I know that Walmart is responsible for the demise of many small businesses. And I know they’re terrible to their employees. That’s why, for many years, I refused to shop there unless I absolutely had no choice. And I was proud of my resolute conscience. Yes, I was spending more for the same stuff somewhere else, but it was a justice issue for me and I figured that a few cents more was a small price to pay for treating people fairly.
Now, I have a confession to make. *deep breath* I’ve been going to Walmart.
It all started when they tore down my neighborhood supermarket. The original Harris Teeter was just a couple of blocks from the church; it was so convenient that making a regular stop on my way home from work became routine for me. And then someone decided that this lovely old store, that should have been turned into a national landmark, needed to be flattened. In its place, they’re building an all new Harris Teeter that has multiple levels with a Starbucks on the mezzanine looking out at the uptown skyline, and a parking deck. They have assured us that it will open in the spring of 2013 although, when I look at the progress, I find that hard to believe. Anyway, in the meanwhile, all of us HT regulars have been scattered to the winds, blowing in and out of other stores in outlying neighborhoods.

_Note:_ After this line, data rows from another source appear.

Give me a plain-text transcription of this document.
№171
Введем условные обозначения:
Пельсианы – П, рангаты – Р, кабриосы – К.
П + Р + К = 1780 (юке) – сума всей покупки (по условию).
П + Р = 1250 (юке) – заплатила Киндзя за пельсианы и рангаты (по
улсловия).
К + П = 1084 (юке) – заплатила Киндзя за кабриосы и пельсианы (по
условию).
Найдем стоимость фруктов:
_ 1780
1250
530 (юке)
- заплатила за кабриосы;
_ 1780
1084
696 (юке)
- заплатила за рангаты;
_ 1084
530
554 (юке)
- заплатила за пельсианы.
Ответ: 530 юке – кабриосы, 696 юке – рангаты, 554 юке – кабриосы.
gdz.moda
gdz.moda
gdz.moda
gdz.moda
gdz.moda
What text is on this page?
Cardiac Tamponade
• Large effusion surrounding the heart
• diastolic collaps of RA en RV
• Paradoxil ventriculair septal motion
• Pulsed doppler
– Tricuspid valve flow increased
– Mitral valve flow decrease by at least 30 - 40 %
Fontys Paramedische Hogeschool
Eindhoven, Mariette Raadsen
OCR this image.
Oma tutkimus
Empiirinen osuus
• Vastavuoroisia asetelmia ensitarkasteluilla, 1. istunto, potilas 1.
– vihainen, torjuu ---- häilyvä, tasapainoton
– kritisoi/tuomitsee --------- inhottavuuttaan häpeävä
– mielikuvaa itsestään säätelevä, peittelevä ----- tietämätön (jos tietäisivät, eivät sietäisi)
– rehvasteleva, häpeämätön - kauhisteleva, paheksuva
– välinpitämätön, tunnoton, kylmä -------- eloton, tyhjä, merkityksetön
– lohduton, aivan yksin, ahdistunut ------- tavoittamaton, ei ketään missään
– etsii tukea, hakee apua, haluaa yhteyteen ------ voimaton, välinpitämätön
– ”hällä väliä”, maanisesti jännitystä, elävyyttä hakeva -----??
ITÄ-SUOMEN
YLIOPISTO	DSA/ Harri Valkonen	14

During this time of exile, while I've been biding my time until the day day I can return home again, I have discovered Walmart. Once I got over the shock of entering the store, with each visit, I have become more and more comfortable shopping there. And now I must admit that I have become something I swore I would never be -- a “Walmart Shopper.” No, I’m not proud of this. You have to understand that it’s just something that happened.
I have to say that there is one thing about Walmart that keeps sending me back. It’s not really the low prices, or being able to find everything I need under one roof. You can find that elsewhere. (Costco, for example, which also treats their employees well. Although there isn’t one close to me.) But here’s the deal. When I am at home in my dirty sweats. When I look in the mirror to see dark, smudgy raccoon circles under my eyes from the previous day’s mascara. When I haven’t bothered to shower yet, or put on deodorant, or brush my teeth. When my greasy hair looks like I had been tied to the mast of the Andrea Gail just before it went under. When I realize that I have absolutely no business being seen in public, and yet… I’m out of toilet paper. I could take the time necessary to make myself presentable. Or I could just run to Walmart.
And that’s why I shop at Walmart. Because I can walk in the doors looking like a grub worm and still hold my head high. Well, as high as a grub worm is capable of holding its head. But, the point is, I know that no one will judge me for my grubbiness. I’ll fit right in. I mean, really, have you ever looked around at the people you see at Walmart! No, these people are not going to judge me.